HEUMEN Tchana Hugues: ” Les séries africaines parlent des sujets courants, il faut que le cinéaste ose pour être original!”
Universitaire et critique de cinéma, Hugues Tchana a entretenu l’assistance le 16 juillet 2019, sur le thème du: “7ème art camerounais au prisme du patrimoine culturel: l’unité nationale et le repli identitaire à l’épreuve des écrans”.
Comment concilier le Cinéma au patrimoine culturel et à l’identité nationale ?

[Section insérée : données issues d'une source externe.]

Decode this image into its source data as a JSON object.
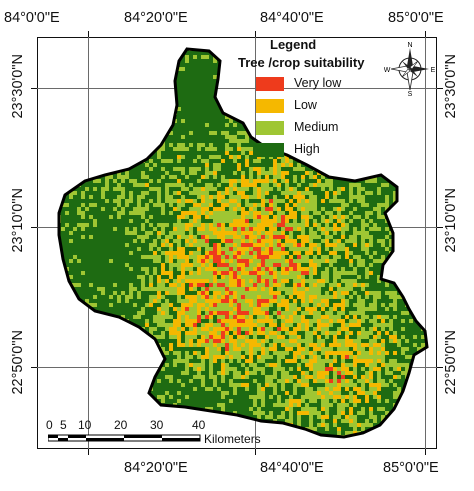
{
  "axes": {
    "top_ticks": [
      "84°0'0\"E",
      "84°20'0\"E",
      "84°40'0\"E",
      "85°0'0\"E"
    ],
    "bottom_ticks": [
      "84°20'0\"E",
      "84°40'0\"E",
      "85°0'0\"E"
    ],
    "left_ticks": [
      "23°30'0\"N",
      "23°10'0\"N",
      "22°50'0\"N"
    ],
    "right_ticks": [
      "23°30'0\"N",
      "23°10'0\"N",
      "22°50'0\"N"
    ]
  },
  "legend": {
    "title": "Legend",
    "subtitle": "Tree /crop suitability",
    "classes": [
      {
        "label": "Very low",
        "color": "#ee3b1c"
      },
      {
        "label": "Low",
        "color": "#f5b800"
      },
      {
        "label": "Medium",
        "color": "#9fc633"
      },
      {
        "label": "High",
        "color": "#1e6b12"
      }
    ]
  },
  "north_arrow": {
    "n": "N",
    "s": "S",
    "e": "E",
    "w": "W",
    "icon": "compass-rose-icon"
  },
  "scale_bar": {
    "labels": [
      "0",
      "5",
      "10",
      "20",
      "30",
      "40"
    ],
    "unit": "Kilometers"
  }
}
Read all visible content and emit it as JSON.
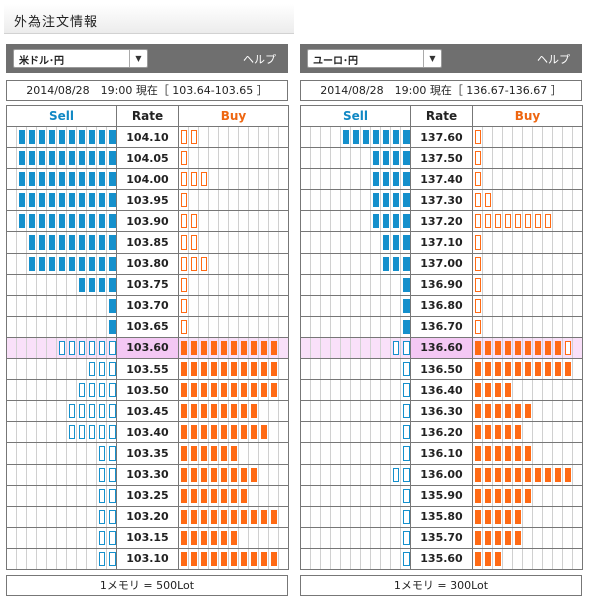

Le cinéma contribue à la protection de notre patrimoine, et à l’unité nationale à travers la conception des scénarios qui les racontent, au quotidien, en s’inspirant comme un aiguillon de la vision future et la conservation des mémoires. Vous avez ici dans notre pays, l’impact du cinéma est important puisque qu’il peut contribuer à montrer des différences culturelles dans le comportement tout en rassemblant. La culture est au début et à la fin de notre vie. C’est l’ensemble des solutions vivantes, des réalités par rapport à l’extérieur, et là, notre pays traverse des crises sévères identitaires, mais nous voyons plus des juristes, des politiciens, mais pas les gardiens de notre identité. Il faut qu’on voit comment résoudre les conflits, faire appel à nos mythes, parce qu’avant il y’avait des moyens internes, endogènes de régler des situations. Il faut donc faire appel à tout ça pour résoudre ces conflits.
Comment faire face au dynamisme culturel à l’ère de l’ouverture au monde ?
Il faut d’abord penser local avant de s’ouvrir aux autres. Il est important de bien s’enraciner, ainsi de faire face aux péripéties extérieures qui te permettent de mieux t’identifier par rapport à l’autre, dans un esprit des plus positifs. Faut pas rester accrocher sur le passé, la culture elle est dynamique, voir ce qui est bon avant de s’ouvrir au monde. Gardons la flamme.
Quel regard portez-vous sur la production cinématographique locale, parlant de séries, films ?
Les séries actuelles, parlent de problèmes usuels, la criminalité, le viol, la corruption, etc. ne s’ouvrent pas à l’originalité je prends l’exemple d’une série comme Amadou et Boni qui traite du retour des ex-combattants de Boko-Haram, cela sort de l’ordinaire. Voilà donc le problème, il faut oser ! Car aborder cette situation est difficile pour un cinéaste camerounais à l’heure actuelle mais il faut faire appel à un dépassement de la poésie pour faire naitre une dextérité d’écriture dans les rôles d’acteurs, pour que l’engagement militant ne surpasse pas la création artistique.
Les cinéastes font face aux problèmes de marchés de production, diffusion, que faut-il faire ?
Il ne suffit pas de faire africain pour vendre africain ce que je dis tout le temps à mes étudiants. Ce n’est pas parce que vous avez produit un film que je vais nécessairement le voir chez moi. Non. Il faut penser à la qualité du film, la qualité du produit. Rendre cela compétitif, meme avec de petits moyens, c’est possible. Il faudrait aussi que les gens de culture s’éduquent un peu, ceux des cinéastes qui se plaignent de financement là, depuis 2016 que l’ouverture aux entreprises est là, qu’ils aillent voire les entreprises avec votre produit, montrer les films avec un projet marketing qui peut naitre ça, peut donner c’est parce qu’il y’a un problème d’éducation il ne suffit pas d’avoir une caméra et d’aller filmer, fat pas qu’il se limitent aussi à l’Etat.